KARELIA KITCHEN 1194 Bloor West, at Pauline, 647-748-1194, kareliakitchen.com Rating: NNNNN
Mention Scandinavia these days and most people think Volvo and ABBA and those box stores popular with Japanese monkeys in shearling coats. But there was a time – oh, 40 years ago – when everything Nordic was the epitome of cool, from Ingmar Bergman movies and Bang & Olufsen stereos to the open-faced sandwiches they used to serve at the Copenhagen Room in the Colonnade.
Leif Kravis and Donna Ashley’s Karelia Kitchen (1194 Bloor West, at Pauline, 647-748-1194, kareliakitchen.com, rating: NNNNN) recreates those heady days. See it on remarkably stylish plates like the Smokehouse Platter ($16), a veritable smorgasbord of house-smoked salmon, organic chicken, trout and cured pork tenderloin served alongside sweetly pickled pumpkin, beets and grapes. Shared at brunch as a starter, it also includes grainy mustard, fig preserves and Ryvita flatbread in addition to capers, caperberries and a gooseberry or two for good luck.

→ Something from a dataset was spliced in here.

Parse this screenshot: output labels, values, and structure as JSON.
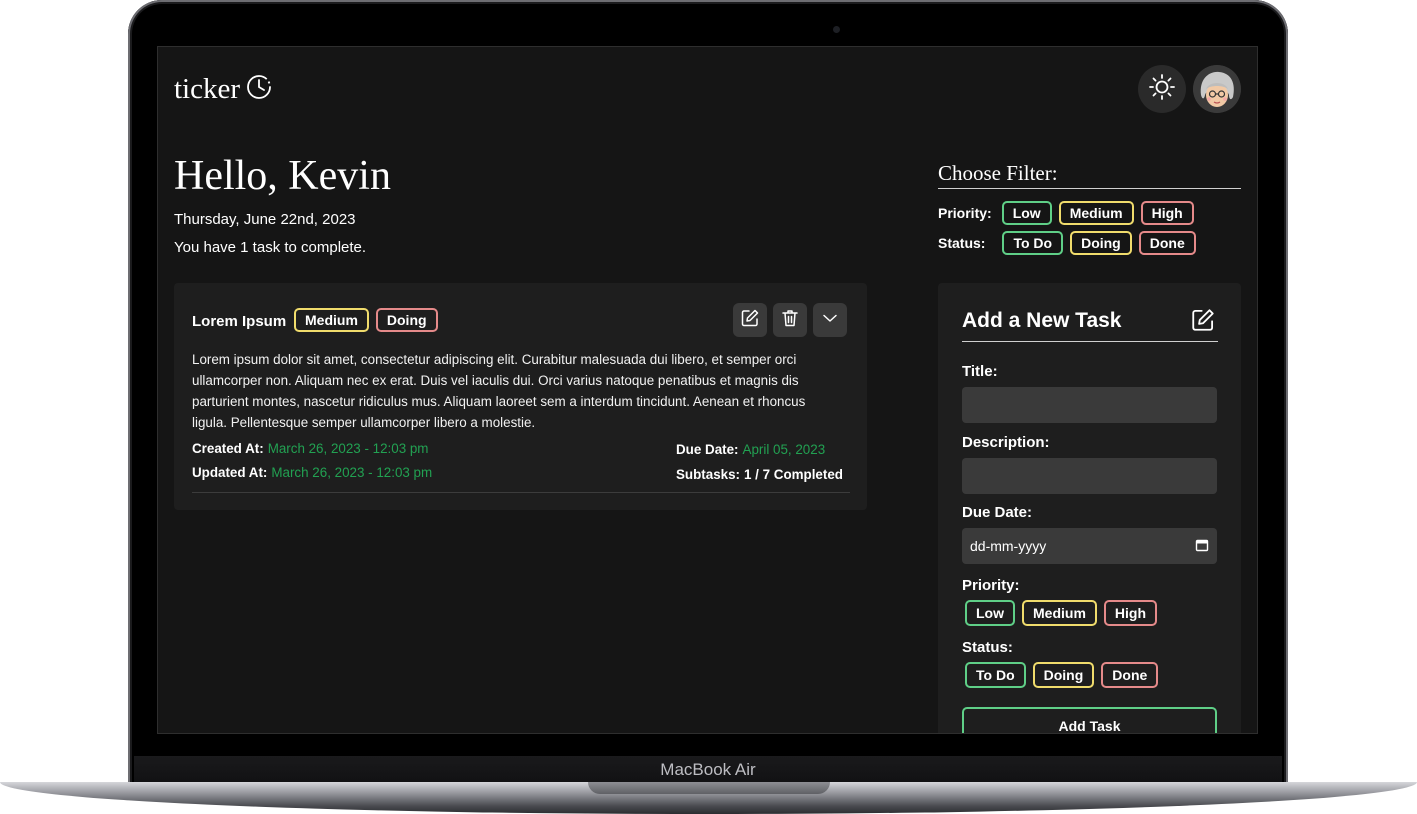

Follow with buttery scrambles of ducks’ eggs laced with chives and sided with smoked salmon and home fries ($14) or Swedish-style Pitti y Panna potato hash thick with smoky loin bacon topped with an over-easy egg. Massive blueberry griddlecakes (both $12) come sided with more lean bacon and home fries as well as whipped maple butter, green apple compote and dehydrated pear chips. And only a fool would pass up crisp, grease-free rosti dressed with smoked trout and beet-cured gravlax ($14).
Washed down with a bracing Akvavit Sour ($7.50), a wedge of gluten-free chocolate cake ($4) and an assortment of house-baked lemon-lime shortbread cookies and black-pepper ginger snaps (75¢ each/ nine for $5), is there a more innovative brunch this side of the Hoof?